Start to plan for a smooth transition
In an ideal world there will be a cross over period where the old employee can hand over the job role to the new person. However, that isn’t common so you may need to ask the leaving employee to help smooth the passage by creating job specification, customer profiles or perhaps even a video record of specific tasks. They can also arrange the distribution of work temporarily among the existing team and resolve current projects and workflows. These have the double effect of making the transition easier for the new person, as well as showing that you valued and respected the leaving employee.
To counteroffer or not?
There is sometimes a gut reaction to counteroffer for key employees. Be careful with these because they can muddy things and even be done in anger at the employee’s decision. A counteroffer should not be a result of a feeling of being blackmailed or a knee jerk reaction. The sad truth is that most employees who accept a counteroffer end up leaving within a relatively short period anyway. So, it’s best to take a few days, assess what will be needed to replace the employee (including if your current salary and benefits are market ready – call us, we are happy to chat about that) and only then make a decision about whether to match the leavers new offer.
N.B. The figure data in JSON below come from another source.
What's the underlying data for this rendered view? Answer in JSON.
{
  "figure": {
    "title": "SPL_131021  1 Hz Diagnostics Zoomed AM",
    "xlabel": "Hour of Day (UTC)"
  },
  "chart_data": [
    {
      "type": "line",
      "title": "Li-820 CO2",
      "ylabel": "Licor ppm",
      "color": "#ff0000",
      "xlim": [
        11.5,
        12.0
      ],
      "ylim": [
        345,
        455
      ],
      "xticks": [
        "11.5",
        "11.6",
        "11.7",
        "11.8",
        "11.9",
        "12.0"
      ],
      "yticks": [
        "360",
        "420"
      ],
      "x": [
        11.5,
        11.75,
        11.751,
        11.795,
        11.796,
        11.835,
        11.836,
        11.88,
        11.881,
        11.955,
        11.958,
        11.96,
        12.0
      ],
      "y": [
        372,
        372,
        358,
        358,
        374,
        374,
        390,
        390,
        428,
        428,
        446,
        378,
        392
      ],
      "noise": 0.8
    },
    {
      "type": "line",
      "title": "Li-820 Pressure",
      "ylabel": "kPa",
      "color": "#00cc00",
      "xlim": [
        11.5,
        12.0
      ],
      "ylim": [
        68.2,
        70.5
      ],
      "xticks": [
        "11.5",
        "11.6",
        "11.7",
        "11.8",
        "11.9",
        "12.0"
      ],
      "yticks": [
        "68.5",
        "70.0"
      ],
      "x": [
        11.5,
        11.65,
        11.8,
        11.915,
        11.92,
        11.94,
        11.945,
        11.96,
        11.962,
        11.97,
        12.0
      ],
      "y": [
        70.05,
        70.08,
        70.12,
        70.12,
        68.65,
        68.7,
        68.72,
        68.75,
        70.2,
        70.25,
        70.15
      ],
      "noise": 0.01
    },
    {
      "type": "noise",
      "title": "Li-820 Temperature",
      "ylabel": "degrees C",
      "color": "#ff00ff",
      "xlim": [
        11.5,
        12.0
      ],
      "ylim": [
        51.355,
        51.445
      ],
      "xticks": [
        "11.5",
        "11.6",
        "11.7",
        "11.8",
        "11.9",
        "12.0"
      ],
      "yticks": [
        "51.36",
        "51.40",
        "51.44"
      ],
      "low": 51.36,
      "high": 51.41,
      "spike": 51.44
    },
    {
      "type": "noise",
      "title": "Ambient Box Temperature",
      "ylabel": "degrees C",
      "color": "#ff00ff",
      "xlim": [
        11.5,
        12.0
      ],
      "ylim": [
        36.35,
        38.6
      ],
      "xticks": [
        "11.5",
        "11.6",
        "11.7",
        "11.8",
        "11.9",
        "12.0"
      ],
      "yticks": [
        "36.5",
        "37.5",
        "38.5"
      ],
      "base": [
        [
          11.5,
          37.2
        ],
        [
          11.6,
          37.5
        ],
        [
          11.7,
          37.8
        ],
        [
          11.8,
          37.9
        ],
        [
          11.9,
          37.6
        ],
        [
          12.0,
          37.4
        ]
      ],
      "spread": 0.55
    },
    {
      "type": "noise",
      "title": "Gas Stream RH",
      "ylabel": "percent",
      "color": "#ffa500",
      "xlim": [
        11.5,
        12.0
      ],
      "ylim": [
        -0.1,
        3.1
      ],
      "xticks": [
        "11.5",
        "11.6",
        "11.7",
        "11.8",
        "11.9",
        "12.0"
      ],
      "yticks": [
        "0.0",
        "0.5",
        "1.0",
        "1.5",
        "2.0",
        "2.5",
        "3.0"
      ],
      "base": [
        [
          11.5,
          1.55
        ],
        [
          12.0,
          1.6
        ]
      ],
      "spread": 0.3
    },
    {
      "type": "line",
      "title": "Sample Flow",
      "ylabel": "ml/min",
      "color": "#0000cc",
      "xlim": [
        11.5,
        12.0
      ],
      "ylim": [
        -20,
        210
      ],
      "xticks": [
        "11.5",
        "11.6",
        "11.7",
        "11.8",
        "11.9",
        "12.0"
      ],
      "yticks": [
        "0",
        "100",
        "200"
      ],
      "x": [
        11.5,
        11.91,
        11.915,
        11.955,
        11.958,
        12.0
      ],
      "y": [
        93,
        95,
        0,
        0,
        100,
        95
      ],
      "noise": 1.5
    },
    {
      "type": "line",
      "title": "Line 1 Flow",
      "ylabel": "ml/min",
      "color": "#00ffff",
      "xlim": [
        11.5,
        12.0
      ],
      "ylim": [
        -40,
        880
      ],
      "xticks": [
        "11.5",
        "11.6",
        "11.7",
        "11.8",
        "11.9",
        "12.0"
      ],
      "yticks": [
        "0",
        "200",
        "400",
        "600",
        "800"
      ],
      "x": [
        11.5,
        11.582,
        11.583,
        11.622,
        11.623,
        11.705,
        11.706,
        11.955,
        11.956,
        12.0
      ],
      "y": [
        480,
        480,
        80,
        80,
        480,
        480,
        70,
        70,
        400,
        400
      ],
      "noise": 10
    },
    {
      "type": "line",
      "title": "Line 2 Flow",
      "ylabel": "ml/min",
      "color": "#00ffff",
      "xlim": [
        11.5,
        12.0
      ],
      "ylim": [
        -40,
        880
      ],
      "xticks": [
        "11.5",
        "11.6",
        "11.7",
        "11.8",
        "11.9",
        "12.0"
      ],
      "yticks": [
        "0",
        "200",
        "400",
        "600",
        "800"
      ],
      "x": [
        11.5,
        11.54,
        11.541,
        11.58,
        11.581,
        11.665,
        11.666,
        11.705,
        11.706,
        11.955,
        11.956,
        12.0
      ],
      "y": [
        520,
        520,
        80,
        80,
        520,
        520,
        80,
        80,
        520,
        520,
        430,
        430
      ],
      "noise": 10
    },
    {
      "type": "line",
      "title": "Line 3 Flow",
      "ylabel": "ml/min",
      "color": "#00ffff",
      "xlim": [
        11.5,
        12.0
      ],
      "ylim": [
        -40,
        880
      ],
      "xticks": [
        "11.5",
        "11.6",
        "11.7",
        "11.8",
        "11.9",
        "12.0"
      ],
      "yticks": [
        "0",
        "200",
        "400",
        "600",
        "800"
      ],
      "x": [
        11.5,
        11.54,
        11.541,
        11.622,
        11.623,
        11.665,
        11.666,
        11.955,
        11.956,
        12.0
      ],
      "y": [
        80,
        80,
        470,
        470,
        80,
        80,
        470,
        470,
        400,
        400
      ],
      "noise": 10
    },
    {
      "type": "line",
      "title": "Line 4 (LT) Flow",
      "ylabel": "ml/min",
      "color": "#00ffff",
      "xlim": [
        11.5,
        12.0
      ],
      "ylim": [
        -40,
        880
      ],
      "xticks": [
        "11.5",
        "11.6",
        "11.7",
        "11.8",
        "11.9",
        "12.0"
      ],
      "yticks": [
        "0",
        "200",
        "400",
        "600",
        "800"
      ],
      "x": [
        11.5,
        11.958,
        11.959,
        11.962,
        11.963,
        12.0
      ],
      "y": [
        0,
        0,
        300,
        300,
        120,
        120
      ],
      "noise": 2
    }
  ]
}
Ask for their help in finding a replacement
One often missed opportunity with key personnel is to ask if they can suggest a replacement. If they can, let us know and we will see what we can do.
Offer support to build your employer brand
Remember, your ex-employee is taking your brand with them when they leave. If you offer support in the form of exit interviews, understanding, references, a thank you for their service and similar small displays for respect the will leave with a positive impression. That will only enhance your employer brand.
When it comes to an employee resignation it is all about the process being followed, learning what you can to help improve things for the next employee and maintaining respect and understanding throughout. It may not be a process you want to go through, but that doesn’t mean it needs to be any more difficult that necessary. In fact, it could turn out to be very useful in the long run.